Pepper – Islander Bell Sweet Pepper

This is the story of my first Islander Bell Pepper.

Plant Specs:

  • Plant Size: 24″ – 36″ tall
  • Fruit Size: 4″ long
  • Matures: 56 days after planting
  • Spacing: 18″ – 24″ apart
  • Light: Full Sun

Special Characteristics:

I chose this plant for its pretty purple fruit. 🙂 It will be lavender or purple when ready to pick. The Bonnie website says that if you leave it on the vine long enough, it will continue to get sweeter and ripen into a very dark red color. Other websites say that picking it at this purple stage will lead to more pepper production, and they will still continue to ripen into sweeter red peppers after picked.

After a very mild winter, I decided to plant my first Islander Bell Pepper in mid-February 2017. I planted it along with a Bush Goliath tomato and a Sweet Yellow bell pepper. This was the slowest to grow and between cold nights and a hail storm, it dropped many flowers in the first couple of months.

May 13, 2017: They’re growing!

Three months after planting, my peppers are finally looking like they are going to make it! I just hope the plant can handle all the little buds I see ready to bloom. My biggest pepper is a little over an inch tall, but on the skinny side. I assume it will fill out with time.

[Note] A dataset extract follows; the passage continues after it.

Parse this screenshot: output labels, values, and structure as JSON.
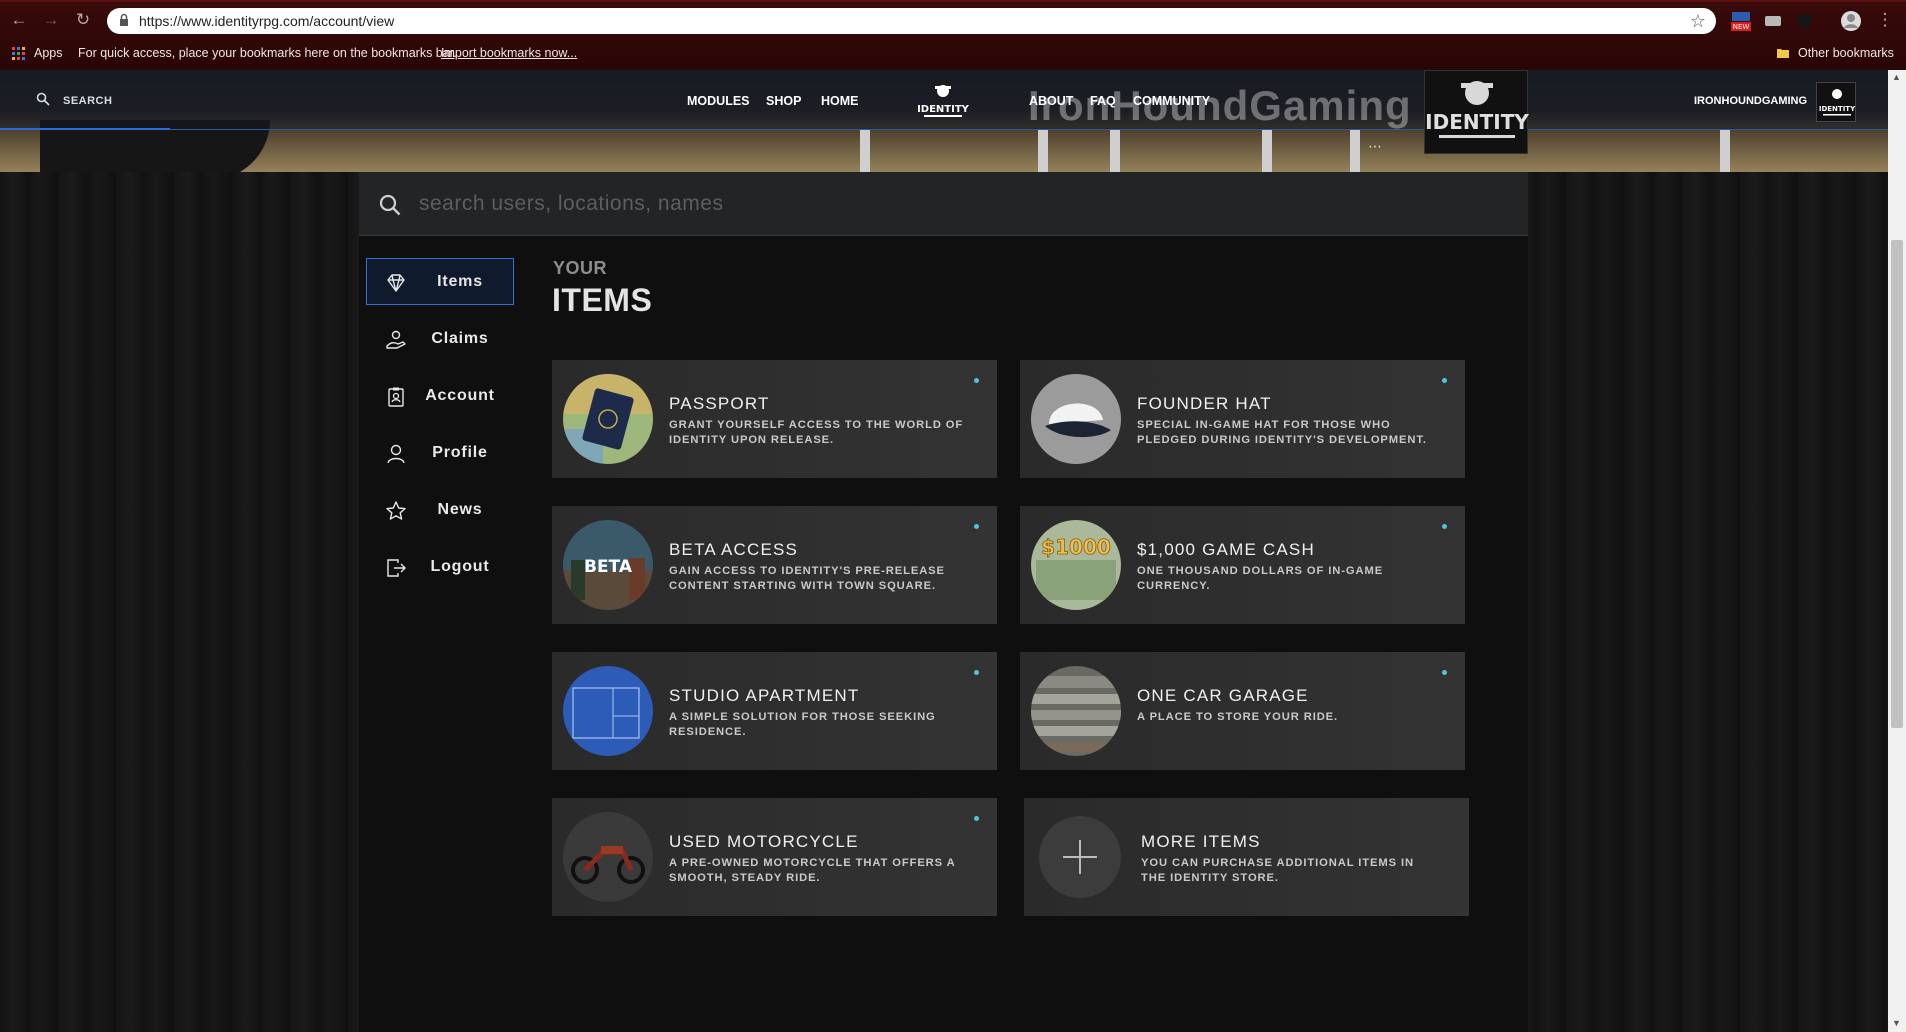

September 9, 2017: Not much to say.

This plant has performed beautifully, but the peppers are not turning purple. The ones that I did leave on the vine long enough to turn went straight from green to red. The guy down the street says his did the same thing. I will try to contact the Bonnie company and see if there is something about our North-East Texas climate that could cause this, or if they think somebody just switched the tags at the store.

We have eaten most of the peppers while they are still green. When we need a pepper in a recipe or for a snack, I just go out to the vine and pick which ever one looks the best. (Picking them before they are ready, they do seem to make a better cooking ingredient than raw snack.)

We are currently fighting blossom end rot. I got some lime from my grandmother a few weeks ago. It helped, but I am still getting BER on about 40% of our peppers.  This weekend I will add more lime to the pots and fertilizer to the water and to prune back anything that looks sick or like it is simply finished putting out new growth.